September is finals football time, which probably explains why the current special September issue of the International Journal of Sports Physiology and Performance contains an array of studies exploring how best to define and train for the specific demands of rugby league. Several studies appearing addressing issues such as the position-specific demands1 and the nature of repeated high-intensity-effort bouts2. But one study that readers may be eager to know more about is how various measures of upper and lower-body strength relate to repeated high-intensity effort (RHIE) ability in elite rugby league players.
RHIE ability is one of the key performance variables in rugby league, with studies showing that most repeated-sprint bouts occur in close proximity to goals scored and conceded, thus suggesting the ability to perform repeated sprints may prove critical to the outcome of a rugby league game3, 4.
Of the measures taken in the study, they included: upper-body strength, upper-body muscular endurance, lower-body strength, and estimated maximal aerobic power. Each of these measures were then test in a statistical manner to see how they related to performance of repeated sprint bouts.
For upper-body strength, 4-RM bench press, weighted chin-up and weighted dips were used. Upper-body muscle endurance was measured by the maximum number of body-mass chin ups and body-mass dips. As readers might guess, lower-body strength was measured by 4RM squat, while maximal aerobic fitness was estimated using the beep test.
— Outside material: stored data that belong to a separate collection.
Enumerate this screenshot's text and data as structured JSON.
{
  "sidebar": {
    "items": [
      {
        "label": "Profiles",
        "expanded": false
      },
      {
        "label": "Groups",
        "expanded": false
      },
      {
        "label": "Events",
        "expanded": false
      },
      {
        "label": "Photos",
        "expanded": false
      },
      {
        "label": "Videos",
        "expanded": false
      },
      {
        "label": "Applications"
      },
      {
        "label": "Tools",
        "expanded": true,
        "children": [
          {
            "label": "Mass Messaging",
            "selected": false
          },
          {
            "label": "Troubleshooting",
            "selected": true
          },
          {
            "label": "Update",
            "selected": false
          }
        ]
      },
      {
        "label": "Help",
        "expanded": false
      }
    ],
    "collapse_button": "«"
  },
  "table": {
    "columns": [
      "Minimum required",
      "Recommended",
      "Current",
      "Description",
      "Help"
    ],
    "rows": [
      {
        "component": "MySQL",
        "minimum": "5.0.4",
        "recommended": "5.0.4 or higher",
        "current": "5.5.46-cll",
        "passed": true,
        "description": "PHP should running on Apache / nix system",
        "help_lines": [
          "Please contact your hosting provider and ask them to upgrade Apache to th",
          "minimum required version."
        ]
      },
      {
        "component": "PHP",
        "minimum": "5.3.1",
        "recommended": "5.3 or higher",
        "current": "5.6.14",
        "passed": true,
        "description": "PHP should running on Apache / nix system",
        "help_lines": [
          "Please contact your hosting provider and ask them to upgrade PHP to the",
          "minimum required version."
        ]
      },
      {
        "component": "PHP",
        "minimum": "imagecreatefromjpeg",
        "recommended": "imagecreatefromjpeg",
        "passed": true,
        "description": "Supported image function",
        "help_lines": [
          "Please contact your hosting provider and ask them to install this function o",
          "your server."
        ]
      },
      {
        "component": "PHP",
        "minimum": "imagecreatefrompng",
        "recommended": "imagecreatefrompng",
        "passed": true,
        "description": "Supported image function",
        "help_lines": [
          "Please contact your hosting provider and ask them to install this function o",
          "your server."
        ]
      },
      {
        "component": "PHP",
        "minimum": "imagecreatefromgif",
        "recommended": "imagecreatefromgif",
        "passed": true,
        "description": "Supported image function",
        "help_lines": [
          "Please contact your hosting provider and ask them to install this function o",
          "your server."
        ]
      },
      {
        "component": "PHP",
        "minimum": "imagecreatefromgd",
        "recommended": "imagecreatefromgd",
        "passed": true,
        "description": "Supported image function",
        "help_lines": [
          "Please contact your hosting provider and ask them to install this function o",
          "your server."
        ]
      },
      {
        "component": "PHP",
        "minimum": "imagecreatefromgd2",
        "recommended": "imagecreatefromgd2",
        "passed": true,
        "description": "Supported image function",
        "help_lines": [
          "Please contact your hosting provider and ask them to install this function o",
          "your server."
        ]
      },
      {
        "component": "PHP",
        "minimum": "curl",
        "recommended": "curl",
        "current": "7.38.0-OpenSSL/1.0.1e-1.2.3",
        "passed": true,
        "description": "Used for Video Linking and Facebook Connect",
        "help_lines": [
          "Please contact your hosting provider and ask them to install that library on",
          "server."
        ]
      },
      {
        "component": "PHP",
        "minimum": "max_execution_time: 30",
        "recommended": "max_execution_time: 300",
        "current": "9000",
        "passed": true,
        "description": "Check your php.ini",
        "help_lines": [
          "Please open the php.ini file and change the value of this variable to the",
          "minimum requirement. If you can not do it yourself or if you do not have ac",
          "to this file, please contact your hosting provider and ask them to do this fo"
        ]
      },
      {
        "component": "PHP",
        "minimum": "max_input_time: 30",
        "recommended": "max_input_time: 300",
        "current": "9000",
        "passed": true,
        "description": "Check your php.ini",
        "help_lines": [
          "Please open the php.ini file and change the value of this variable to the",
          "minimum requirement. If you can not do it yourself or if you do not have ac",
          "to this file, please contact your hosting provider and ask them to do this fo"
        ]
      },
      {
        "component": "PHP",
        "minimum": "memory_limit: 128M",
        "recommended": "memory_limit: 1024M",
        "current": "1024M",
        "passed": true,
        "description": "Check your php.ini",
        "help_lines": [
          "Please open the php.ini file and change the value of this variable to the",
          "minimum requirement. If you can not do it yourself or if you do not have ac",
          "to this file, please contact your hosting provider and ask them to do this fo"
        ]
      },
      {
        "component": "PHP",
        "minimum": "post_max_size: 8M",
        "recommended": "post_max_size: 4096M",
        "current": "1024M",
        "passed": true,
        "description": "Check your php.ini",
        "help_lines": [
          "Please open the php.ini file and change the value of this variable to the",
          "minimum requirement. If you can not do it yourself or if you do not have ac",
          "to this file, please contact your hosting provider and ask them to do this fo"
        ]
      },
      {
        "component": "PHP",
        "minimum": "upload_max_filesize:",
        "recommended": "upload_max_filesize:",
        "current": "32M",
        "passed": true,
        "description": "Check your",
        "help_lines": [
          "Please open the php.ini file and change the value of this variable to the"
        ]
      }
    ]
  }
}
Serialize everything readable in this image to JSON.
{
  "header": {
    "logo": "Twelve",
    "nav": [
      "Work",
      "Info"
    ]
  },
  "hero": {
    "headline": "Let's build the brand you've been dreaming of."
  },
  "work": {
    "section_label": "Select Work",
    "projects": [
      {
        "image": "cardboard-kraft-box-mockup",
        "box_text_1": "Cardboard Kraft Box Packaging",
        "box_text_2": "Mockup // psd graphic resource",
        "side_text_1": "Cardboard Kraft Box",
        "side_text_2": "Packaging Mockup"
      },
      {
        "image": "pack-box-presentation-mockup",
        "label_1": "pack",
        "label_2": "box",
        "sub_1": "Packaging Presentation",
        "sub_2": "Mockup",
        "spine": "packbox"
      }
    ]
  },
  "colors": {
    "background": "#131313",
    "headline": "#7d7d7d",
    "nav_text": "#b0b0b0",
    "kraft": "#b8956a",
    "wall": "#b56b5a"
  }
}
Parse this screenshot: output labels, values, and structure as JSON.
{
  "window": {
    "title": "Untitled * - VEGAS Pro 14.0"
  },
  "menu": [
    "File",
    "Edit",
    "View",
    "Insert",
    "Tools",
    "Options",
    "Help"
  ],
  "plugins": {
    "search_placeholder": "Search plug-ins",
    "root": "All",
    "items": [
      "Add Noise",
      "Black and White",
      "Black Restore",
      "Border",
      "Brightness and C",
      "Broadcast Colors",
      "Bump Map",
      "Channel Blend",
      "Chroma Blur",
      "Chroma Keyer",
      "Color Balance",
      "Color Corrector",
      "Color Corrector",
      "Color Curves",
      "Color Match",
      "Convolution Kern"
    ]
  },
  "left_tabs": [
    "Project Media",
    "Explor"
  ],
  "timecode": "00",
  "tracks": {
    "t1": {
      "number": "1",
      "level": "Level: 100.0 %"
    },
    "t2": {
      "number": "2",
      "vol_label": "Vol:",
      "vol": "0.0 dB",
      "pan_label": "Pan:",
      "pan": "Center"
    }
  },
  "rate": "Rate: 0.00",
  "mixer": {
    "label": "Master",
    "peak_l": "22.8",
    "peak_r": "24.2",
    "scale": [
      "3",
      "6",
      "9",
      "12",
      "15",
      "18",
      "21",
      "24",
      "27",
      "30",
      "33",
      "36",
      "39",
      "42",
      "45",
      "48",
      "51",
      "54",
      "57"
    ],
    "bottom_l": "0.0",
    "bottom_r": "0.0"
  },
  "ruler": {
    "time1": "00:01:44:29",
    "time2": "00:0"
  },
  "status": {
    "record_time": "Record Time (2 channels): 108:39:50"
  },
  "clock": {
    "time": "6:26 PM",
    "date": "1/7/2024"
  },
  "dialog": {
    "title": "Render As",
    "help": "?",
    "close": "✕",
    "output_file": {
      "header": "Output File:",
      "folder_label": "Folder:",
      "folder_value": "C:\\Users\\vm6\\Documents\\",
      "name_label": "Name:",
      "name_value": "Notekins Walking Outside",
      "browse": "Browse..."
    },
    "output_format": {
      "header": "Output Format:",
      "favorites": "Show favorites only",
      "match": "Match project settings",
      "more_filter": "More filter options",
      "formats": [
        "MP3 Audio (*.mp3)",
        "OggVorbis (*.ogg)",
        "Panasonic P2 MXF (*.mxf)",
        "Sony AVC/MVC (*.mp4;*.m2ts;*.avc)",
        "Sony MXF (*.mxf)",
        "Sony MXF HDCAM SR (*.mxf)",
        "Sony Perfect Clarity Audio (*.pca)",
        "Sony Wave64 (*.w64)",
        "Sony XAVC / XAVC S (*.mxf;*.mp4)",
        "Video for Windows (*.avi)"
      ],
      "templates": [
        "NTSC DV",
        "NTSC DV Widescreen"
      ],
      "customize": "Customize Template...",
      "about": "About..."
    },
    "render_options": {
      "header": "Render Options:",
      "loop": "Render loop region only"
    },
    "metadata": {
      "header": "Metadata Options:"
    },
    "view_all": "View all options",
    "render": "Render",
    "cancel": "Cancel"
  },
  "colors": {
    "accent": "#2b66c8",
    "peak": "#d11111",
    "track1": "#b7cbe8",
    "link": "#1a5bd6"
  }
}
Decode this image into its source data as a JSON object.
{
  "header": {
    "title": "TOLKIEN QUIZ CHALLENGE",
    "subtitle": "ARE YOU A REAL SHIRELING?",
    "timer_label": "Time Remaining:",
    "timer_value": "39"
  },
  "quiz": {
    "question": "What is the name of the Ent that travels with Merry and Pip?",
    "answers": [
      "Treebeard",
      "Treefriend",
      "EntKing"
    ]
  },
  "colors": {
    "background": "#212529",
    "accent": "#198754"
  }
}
As for the repeat high-intensity bout, it was performed according to the diagram below.
Players started the test at point A, performing a maximal 10-m sprint, followed by a 5-m deceleration to point B (performed in 6 s). Players then completed 3 full-contact 1-on-1 tackle efforts, with each tackle performed on a 6-second cycle. After completing the 3 tackle efforts, (C) players perform a 30-m active (jog) recovery (performed in ~13 s) back to the start. Players completed 4 repetitions of the test, with each repetition performed on a 40-second cycle.
The group of rugby league players included a mix of first and second-grade players, however, there was very little that separated the groups in terms of their physical and performance traits as shown below.
After analysing the statistical differences between the groups, the researchers found that the key differences lied in the speed decrement, with the first grade players displaying significantly less speed decrement. As for the relationships between different measures of upper and lower-body strength, those with a greater maximum repetition dip number were able to maintain a higher load during the repeated tackles. Additionally, those rugby league players with superior initial acceleration were also able to perform significantly better during repeated sprint bouts.
- Delaney JA, et al. Establishing duration-specific running intensities from match-play analysis in rugby league. International Journal of Sports Physiology and Performance. 2015;10:725-731.
- Black GM & Gabbett TJ. Repeated high-intensity-effort activity in elite and semi-elite rugby league match play. International Journal of Sports Physiology and Performance. 2015;10:710-717.
- Spencer M, et al. Time–motion analysis of elite field hockey, with special reference to repeated-sprint activity. J Sports Sci. 2004;22:843–850.
- Austin DJ, et al. Repeated high-intensity exercise in professional rugby league. J Strength Cond Res. 2011;25:1898–1904.
- Gabbett TJ & Wheeler AJ. Predictors of repeated high-intensity-effort ability in rugby league players. International Journal of Sports Physiology and Performance. 2015;10:718 -724.